Esa sensibilidad ustedes la vierten en la «familia» humana.

Exacto. En el manifiesto que inspiró a las mujeres de Acción Católica, pioneras absolutamente vanguardistas, ya se ve esa cualidad. Y en nuestros proyectos de desarrollo una de nuestras principales líneas es la de la promoción de la mujer. Para muchas, la falta de oportunidades de tener una vida digna es brutal y sentimos esa empatía hacia ellas. Y también hemos experimentado que cuando se acompaña y apoya el desarrollo de las mujeres se crea un tejido social mucho más fuerte.

¿Cómo tomar conciencia desde la orilla opulenta del planeta?

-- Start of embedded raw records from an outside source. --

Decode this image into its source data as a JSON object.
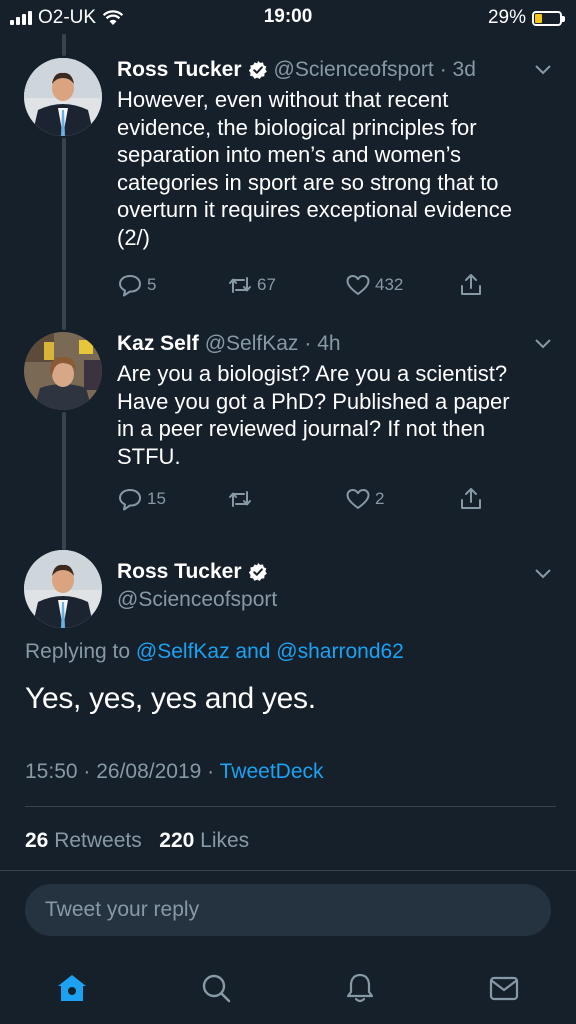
{
  "status_bar": {
    "carrier": "O2-UK",
    "time": "19:00",
    "battery_percent": "29%",
    "battery_level": 0.29,
    "battery_color": "#f5c518"
  },
  "tweets": [
    {
      "name": "Ross Tucker",
      "handle": "@Scienceofsport",
      "time": "· 3d",
      "verified": true,
      "text_lines": [
        "However, even without that recent",
        "evidence, the biological principles for",
        "separation into men’s and women’s",
        "categories in sport are so strong that to",
        "overturn it requires exceptional evidence",
        "(2/)"
      ],
      "replies": "5",
      "retweets": "67",
      "likes": "432"
    },
    {
      "name": "Kaz Self",
      "handle": "@SelfKaz",
      "time": "· 4h",
      "verified": false,
      "text_lines": [
        "Are you a biologist? Are you a scientist?",
        "Have you got a PhD? Published a paper",
        "in a peer reviewed journal? If not then",
        "STFU."
      ],
      "replies": "15",
      "retweets": "",
      "likes": "2"
    }
  ],
  "main_tweet": {
    "name": "Ross Tucker",
    "handle": "@Scienceofsport",
    "replying_prefix": "Replying to",
    "replying_to": "@SelfKaz and @sharrond62",
    "text": "Yes, yes, yes and yes.",
    "timestamp": "15:50 · 26/08/2019 ·",
    "client": "TweetDeck",
    "retweet_count": "26",
    "retweet_label": "Retweets",
    "like_count": "220",
    "like_label": "Likes"
  },
  "reply": {
    "placeholder": "Tweet your reply"
  },
  "tabbar": {
    "items": [
      "home-icon",
      "search-icon",
      "bell-icon",
      "mail-icon"
    ],
    "active": "home-icon",
    "accent": "#1da1f2"
  },
  "colors": {
    "background": "#15202b",
    "secondary_text": "#8899a6",
    "link": "#1da1f2"
  }
}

Sólo es posible si transformamos nuestros hábitos y nos hacemos mucho más austeros. Es importante mantener iniciativas como el Día del Ayuno Voluntario. Si un día dejas de comer no te va a pasar nada, te acordarás de los que pasan hambre y además aportarás esos recursos. Un misionero nos contaba: «A mí ya cuando era pequeñito mi madre me decía: "Hoy no comemos por Manos Unidas"» y él se preguntaba: «quiénes serán estos de Manos Unidas que me dejan sin comer». Ahora es una persona que da su vida por los demás.

¡Y sólo se le dan titulares a la Iglesia por los casos de pederastia!

Eso me produce tristeza. El Papa ha pedido perdón porque a lo mejor no había sido lo suficientemente vigilante, y por supuesto que hay que afrontar la situación, pero únicamente se habla de eso. También en Manos Unidas nos pasa cuando se debate sobre el sida, que sólo se menciona a la Iglesia en contra del uso del preservativo cuando en nuestra organización vivimos testimonios de auténticos héroes que en situaciones de guerra no abandonan a las comunidades y que cuando todos los demás se van ellos siguen ahí. Son la única esperanza para esa población, ofreciendo retrovirales, evitando el contagio vertical de madre a hijos, acogiendo a los huérfanos y a las viudas...

-¿Hay mucho solidario de charanga y pandereta?

-Bueno... Yo me limito a hablar de instituciones como Manos Unidas y otras muchas que hacen una labor de peso.

-¿Por qué se enquista el hambre en el mundo?

-Es una cuestión difícil. Aunque ayer la FAO dio unas cifras un poco esperanzadoras (de 1.020 millones de personas que sufrían hambre hemos pasado a 925) todavía son demasiados. Y hablamos de personas, con sus proyectos de vida, con sus familias... Es dramático. Pero como las pioneras de Acción Católica decían, el único verdadero obstáculo para ganar la batalla al hambre es el de pensar que la victoria es imposible.

-Estudió Historia del Arte y ha trabajado en gestión de patrimonio. ¿Añora algo de aquello?

-Me dediqué a la arqueología y pasé luego a la Fundación de Amigos del Museo del Prado. Y es verdad que ahora a veces echas de menos tener tiempo para ir a una exposición, pero he cambiado las obras maravillosas de la creación del ser humano por esa obra de arte inigualable que son las personas creadas a imagen y semejanza de Dios.